Front. Endocrinol., 18 July 2018
Sec. Clinical Diabetes

Mediating Effect of Diabetes Mellitus on the Association Between Chromosome 9p21.3 Locus and Myocardial Infarction Risk: A Case-Control Study in Shanghai, China

\r\nZhijun WuZhijun Wu1Haihui ShengHaihui Sheng2Xiuxiu SuXiuxiu Su1Xiang GaoXiang Gao3Lin LuLin Lu1Wei Jin*Wei Jin1*
  • 1Department of Cardiology, Ruijin Hospital, Shanghai Jiao Tong University School of Medicine, Shanghai, China
  • 2National Engineering Center for Biochip at Shanghai, Shanghai, China
  • 3Department of Nutritional Sciences, Pennsylvania State University, State College, PA, United States

Background: Previous genome-wide association studies revealed that the chromosome 9p21.3 locus is associated with an increased risk of myocardial infarction (MI) and diabetes mellitus (DM). However, it is unclear whether the 9p21.3-MI association is direct or mediated by pathways related to DM.

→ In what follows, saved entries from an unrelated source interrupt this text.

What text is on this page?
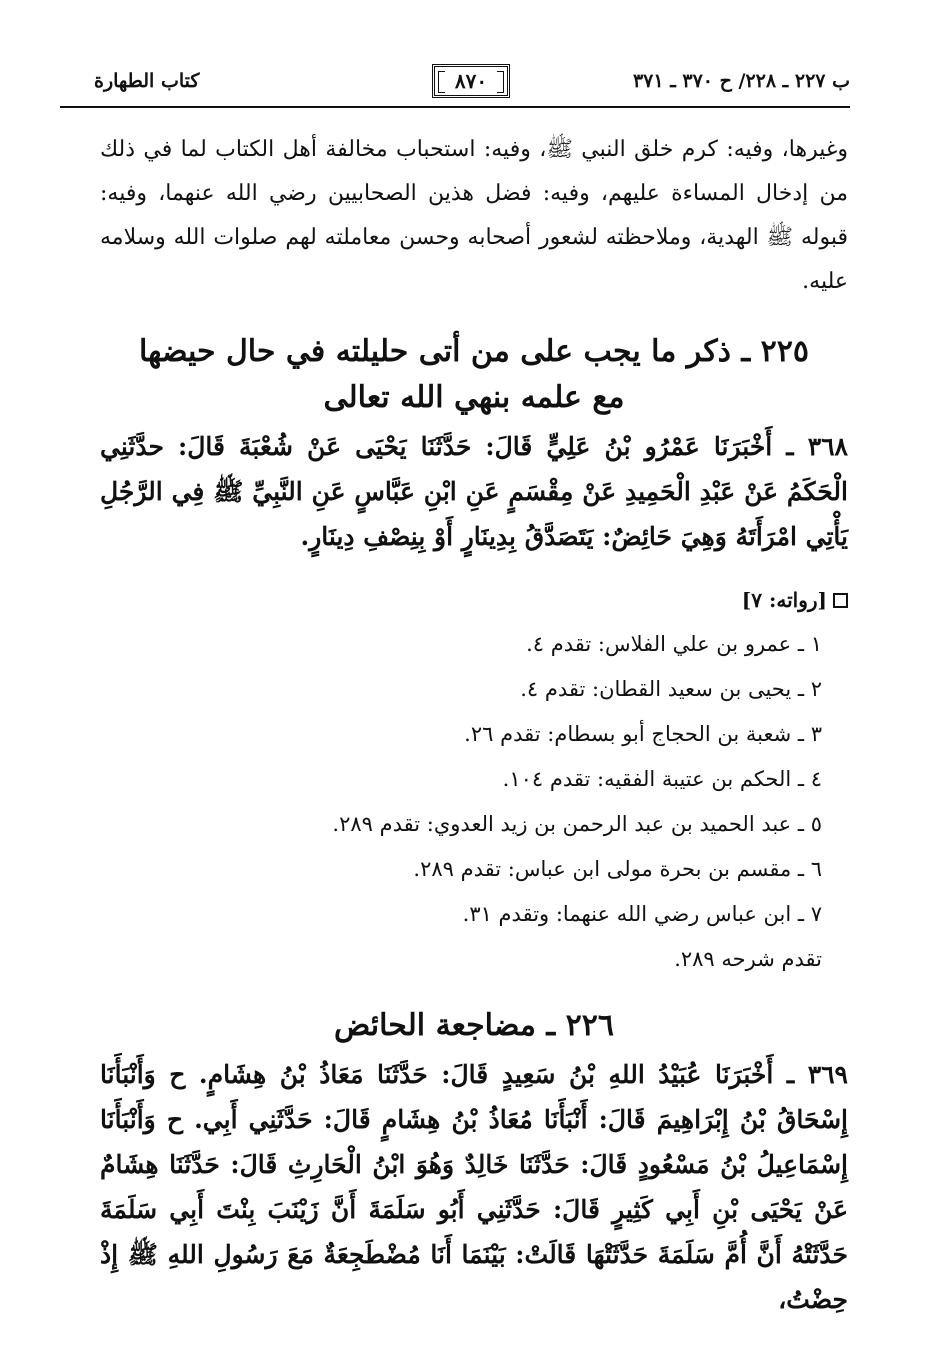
ب ٢٢٧ ـ ٢٢٨/ ح ٣٧٠ ـ ٣٧١
٨٧٠
كتاب الطهارة
وغيرها، وفيه: كرم خلق النبي ﷺ، وفيه: استحباب مخالفة أهل الكتاب لما في ذلك من إدخال المساءة عليهم، وفيه: فضل هذين الصحابيين رضي الله عنهما، وفيه: قبوله ﷺ الهدية، وملاحظته لشعور أصحابه وحسن معاملته لهم صلوات الله وسلامه عليه.
٢٢٥ ـ ذكر ما يجب على من أتى حليلته في حال حيضها
مع علمه بنهي الله تعالى
٣٦٨ ـ أَخْبَرَنَا عَمْرُو بْنُ عَلِيٍّ قَالَ: حَدَّثَنَا يَحْيَى عَنْ شُعْبَةَ قَالَ: حدَّثَنِي الْحَكَمُ عَنْ عَبْدِ الْحَمِيدِ عَنْ مِقْسَمٍ عَنِ ابْنِ عَبَّاسٍ عَنِ النَّبِيِّ ﷺ فِي الرَّجُلِ يَأْتِي امْرَأَتَهُ وَهِيَ حَائِضٌ: يَتَصَدَّقُ بِدِينَارٍ أَوْ بِنِصْفِ دِينَارٍ.
[رواته: ٧]
١ ـ عمرو بن علي الفلاس: تقدم ٤.
٢ ـ يحيى بن سعيد القطان: تقدم ٤.
٣ ـ شعبة بن الحجاج أبو بسطام: تقدم ٢٦.
٤ ـ الحكم بن عتيبة الفقيه: تقدم ١٠٤.
٥ ـ عبد الحميد بن عبد الرحمن بن زيد العدوي: تقدم ٢٨٩.
٦ ـ مقسم بن بحرة مولى ابن عباس: تقدم ٢٨٩.
٧ ـ ابن عباس رضي الله عنهما: وتقدم ٣١.
تقدم شرحه ٢٨٩.
٢٢٦ ـ مضاجعة الحائض
٣٦٩ ـ أَخْبَرَنَا عُبَيْدُ اللهِ بْنُ سَعِيدٍ قَالَ: حَدَّثَنَا مَعَاذُ بْنُ هِشَامٍ. ح وَأَنْبَأَنَا إِسْحَاقُ بْنُ إِبْرَاهِيمَ قَالَ: أَنْبَأَنَا مُعَاذُ بْنُ هِشَامٍ قَالَ: حَدَّثَنِي أَبِي. ح وَأَنْبَأَنَا إِسْمَاعِيلُ بْنُ مَسْعُودٍ قَالَ: حَدَّثَنَا خَالِدٌ وَهُوَ ابْنُ الْحَارِثِ قَالَ: حَدَّثَنَا هِشَامٌ عَنْ يَحْيَى بْنِ أَبِي كَثِيرٍ قَالَ: حَدَّثَنِي أَبُو سَلَمَةَ أَنَّ زَيْنَبَ بِنْتَ أَبِي سَلَمَةَ حَدَّثَتْهُ أَنَّ أُمَّ سَلَمَةَ حَدَّثَتْهَا قَالَتْ: بَيْنَمَا أَنَا مُضْطَجِعَةٌ مَعَ رَسُولِ اللهِ ﷺ إِذْ حِضْتُ،
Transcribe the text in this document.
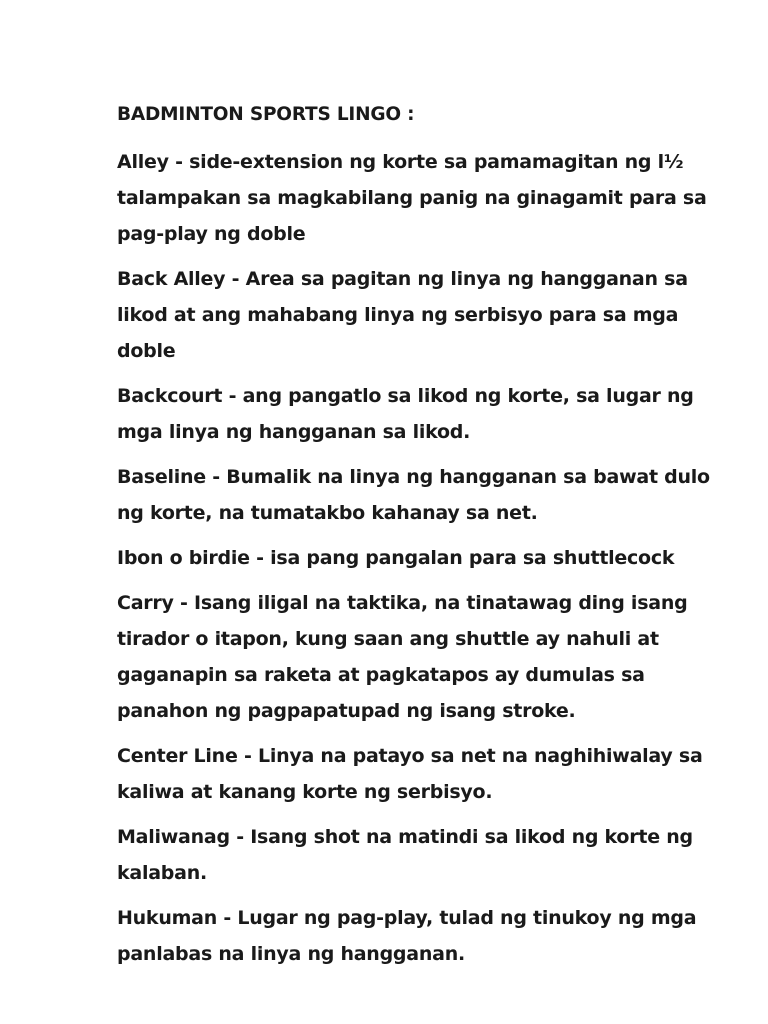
BADMINTON SPORTS LINGO :
Alley - side-extension ng korte sa pamamagitan ng l½ talampakan sa magkabilang panig na ginagamit para sa pag-play ng doble
Back Alley - Area sa pagitan ng linya ng hangganan sa likod at ang mahabang linya ng serbisyo para sa mga doble
Backcourt - ang pangatlo sa likod ng korte, sa lugar ng mga linya ng hangganan sa likod.
Baseline - Bumalik na linya ng hangganan sa bawat dulo ng korte, na tumatakbo kahanay sa net.
Ibon o birdie - isa pang pangalan para sa shuttlecock
Carry - Isang iligal na taktika, na tinatawag ding isang tirador o itapon, kung saan ang shuttle ay nahuli at gaganapin sa raketa at pagkatapos ay dumulas sa panahon ng pagpapatupad ng isang stroke.
Center Line - Linya na patayo sa net na naghihiwalay sa kaliwa at kanang korte ng serbisyo.
Maliwanag - Isang shot na matindi sa likod ng korte ng kalaban.
Hukuman - Lugar ng pag-play, tulad ng tinukoy ng mga panlabas na linya ng hangganan.
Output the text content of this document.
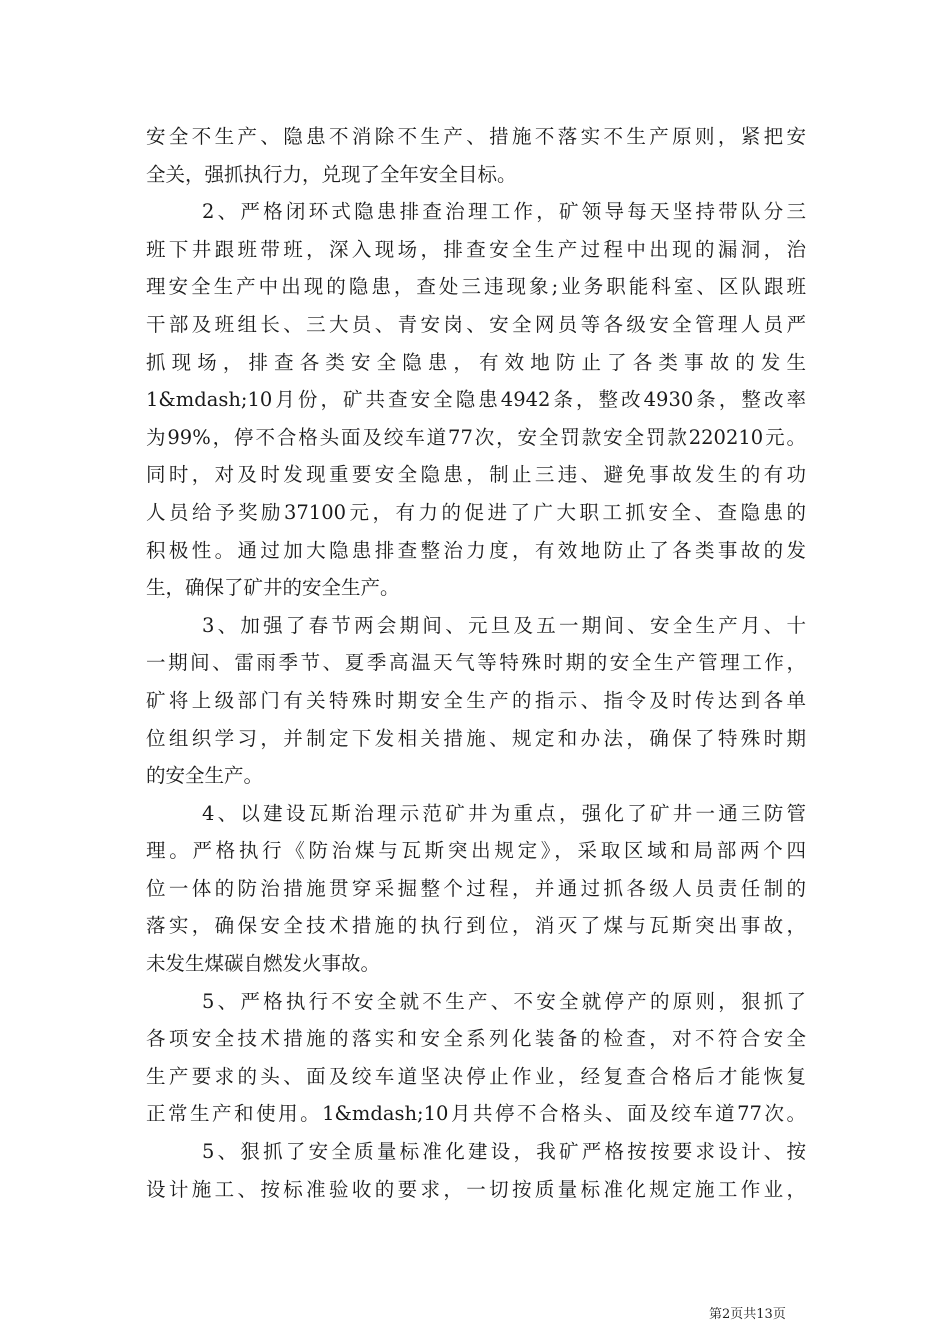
安全不生产、隐患不消除不生产、措施不落实不生产原则，紧把安
全关，强抓执行力，兑现了全年安全目标。
2、严格闭环式隐患排查治理工作，矿领导每天坚持带队分三
班下井跟班带班，深入现场，排查安全生产过程中出现的漏洞，治
理安全生产中出现的隐患，查处三违现象;业务职能科室、区队跟班
干部及班组长、三大员、青安岗、安全网员等各级安全管理人员严
抓现场，排查各类安全隐患，有效地防止了各类事故的发生
1&mdash;10月份，矿共查安全隐患4942条，整改4930条，整改率
为99%，停不合格头面及绞车道77次，安全罚款安全罚款220210元。
同时，对及时发现重要安全隐患，制止三违、避免事故发生的有功
人员给予奖励37100元，有力的促进了广大职工抓安全、查隐患的
积极性。通过加大隐患排查整治力度，有效地防止了各类事故的发
生，确保了矿井的安全生产。
3、加强了春节两会期间、元旦及五一期间、安全生产月、十
一期间、雷雨季节、夏季高温天气等特殊时期的安全生产管理工作，
矿将上级部门有关特殊时期安全生产的指示、指令及时传达到各单
位组织学习，并制定下发相关措施、规定和办法，确保了特殊时期
的安全生产。
4、以建设瓦斯治理示范矿井为重点，强化了矿井一通三防管
理。严格执行《防治煤与瓦斯突出规定》，采取区域和局部两个四
位一体的防治措施贯穿采掘整个过程，并通过抓各级人员责任制的
落实，确保安全技术措施的执行到位，消灭了煤与瓦斯突出事故，
未发生煤碳自燃发火事故。
5、严格执行不安全就不生产、不安全就停产的原则，狠抓了
各项安全技术措施的落实和安全系列化装备的检查，对不符合安全
生产要求的头、面及绞车道坚决停止作业，经复查合格后才能恢复
正常生产和使用。1&mdash;10月共停不合格头、面及绞车道77次。
5、狠抓了安全质量标准化建设，我矿严格按按要求设计、按
设计施工、按标准验收的要求，一切按质量标准化规定施工作业，
第2页共13页
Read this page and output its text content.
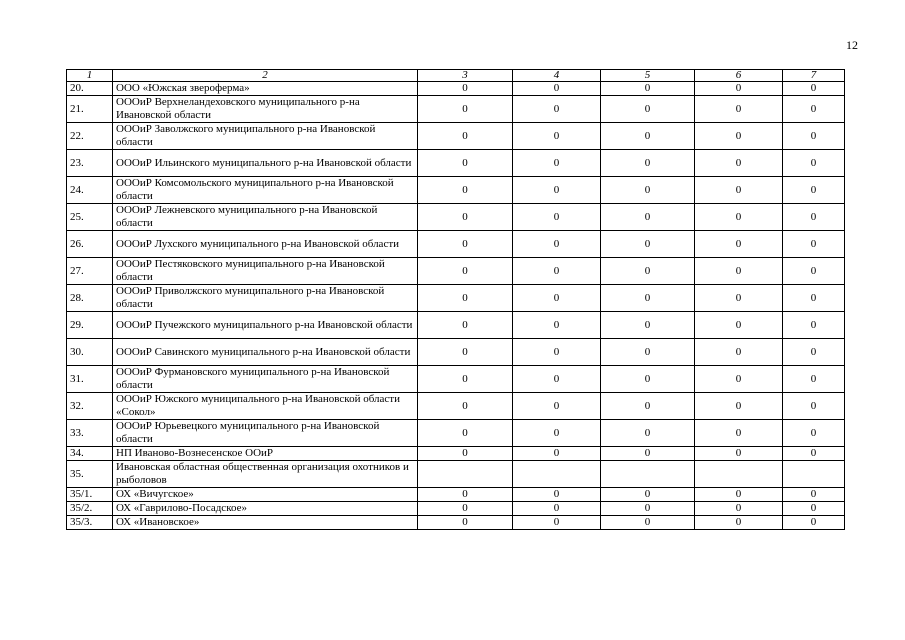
12
1	2	3	4	5	6	7
20.	ООО «Южская звероферма»	0	0	0	0	0
21.	ОООиР Верхнеландеховского муниципального р-на Ивановской области	0	0	0	0	0
22.	ОООиР Заволжского муниципального р-на Ивановской области	0	0	0	0	0
23.	ОООиР Ильинского муниципального р-на Ивановской области	0	0	0	0	0
24.	ОООиР Комсомольского муниципального р-на Ивановской области	0	0	0	0	0
25.	ОООиР Лежневского муниципального р-на Ивановской области	0	0	0	0	0
26.	ОООиР Лухского муниципального р-на Ивановской области	0	0	0	0	0
27.	ОООиР Пестяковского муниципального р-на Ивановской области	0	0	0	0	0
28.	ОООиР Приволжского муниципального р-на Ивановской области	0	0	0	0	0
29.	ОООиР Пучежского муниципального р-на Ивановской области	0	0	0	0	0
30.	ОООиР Савинского муниципального р-на Ивановской области	0	0	0	0	0
31.	ОООиР Фурмановского муниципального р-на Ивановской области	0	0	0	0	0
32.	ОООиР Южского муниципального р-на Ивановской области «Сокол»	0	0	0	0	0
33.	ОООиР Юрьевецкого муниципального р-на Ивановской области	0	0	0	0	0
34.	НП Иваново-Вознесенское ООиР	0	0	0	0	0
35.	Ивановская областная общественная организация охотников и рыболовов					
35/1.	ОХ «Вичугское»	0	0	0	0	0
35/2.	ОХ «Гаврилово-Посадское»	0	0	0	0	0
35/3.	ОХ «Ивановское»	0	0	0	0	0
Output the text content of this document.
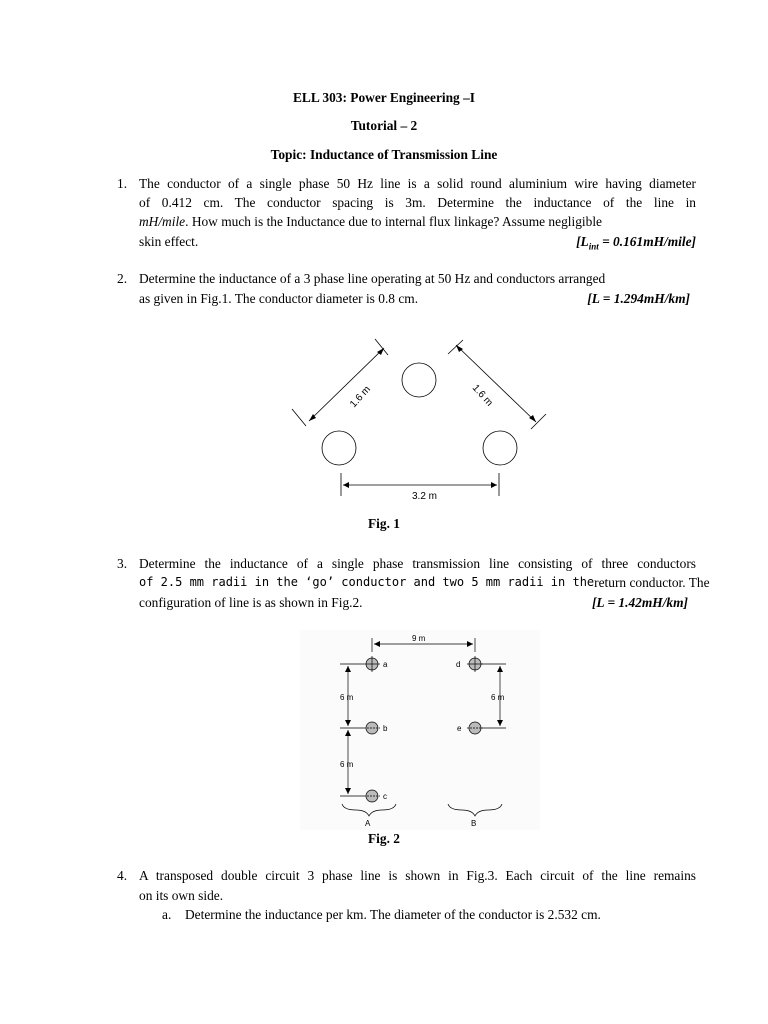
ELL 303: Power Engineering –I
Tutorial – 2
Topic: Inductance of Transmission Line
1. The conductor of a single phase 50 Hz line is a solid round aluminium wire having diameter
of 0.412 cm. The conductor spacing is 3m. Determine the inductance of the line in
mH/mile. How much is the Inductance due to internal flux linkage? Assume negligible
skin effect.	[$L_{int}$ = 0.161mH/mile]
2. Determine the inductance of a 3 phase line operating at 50 Hz and conductors arranged
as given in Fig.1. The conductor diameter is 0.8 cm.	[L = 1.294mH/km]
1.6 m	1.6 m
3.2 m
Fig. 1
3. Determine the inductance of a single phase transmission line consisting of three conductors
of 2.5 mm radii in the ‘go’ conductor and two 5 mm radii in the return conductor. The
configuration of line is as shown in Fig.2.	[L = 1.42mH/km]
9 m
6 m
6 m
6 m
a
b
c
d
e
A	B
Fig. 2
4. A transposed double circuit 3 phase line is shown in Fig.3. Each circuit of the line remains
on its own side.
a. Determine the inductance per km. The diameter of the conductor is 2.532 cm.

Study Design: We applied mediation analysis to examine the potential mediating effect of DM on the association between the 9p21.3 genetic risk score (GRS; ranged from 0 to 8) and MI in a case-control study of 865 MI patients and 927 controls without coronary artery disease (CAD). The GRS combining 4 lead 9p21.3 single nucleotide polymorphisms (rs1333040, rs4987574, rs2383207, and rs1333049) was constructed.

Results: Each 1 unit increase in weighted 9p21.3 GRS was associated with a 9% increased DM risk (95% confidence interval (CI) 1.00, 1.19) in the control group and a 14% increased MI risk (95% CI 1.09, 1.20). Mediation analyses yielded a direct-effect odds ratio (OR) of 1.06 (95% CI 1.04, 1.08) and an indirect-effect OR of 1.00 (95% CI 0.99, 1.01) for weighted GRS. DM mediated 4.40% (95% CI 3.42, 6.52) of the total association between the weighted GRS and MI risk. Individuals with the highest quartile of 9p21.3 GRS and DM had a 6-fold higher MI risk than those with the lowest quartile of 9p21.3 GRS and non-DM (OR 6.03, 95% CI 3.48, 10.5).

Conclusion: DM is a weak mediator that explains a small fraction of the 9p21. 3-MI association in Chinese adults. Nevertheless, there is a strong synergistic effect between DM and the 9p21.3 GRS on MI risk.

Introduction

Myocardial infarction (MI) is a serious consequence of metabolic risk factors such as diabetes mellitus (DM) (1). The inheritance of MI and metabolic diseases is multifactorial, with genetic risk factors, environmental exposures and gene-environmental interactions all affecting the risk. Identifying the modifying, mediating, and confounding effects of metabolic risk factors may be beneficial for understanding the mechanisms underpinning atherosclerosis and in preventing the development of the disease.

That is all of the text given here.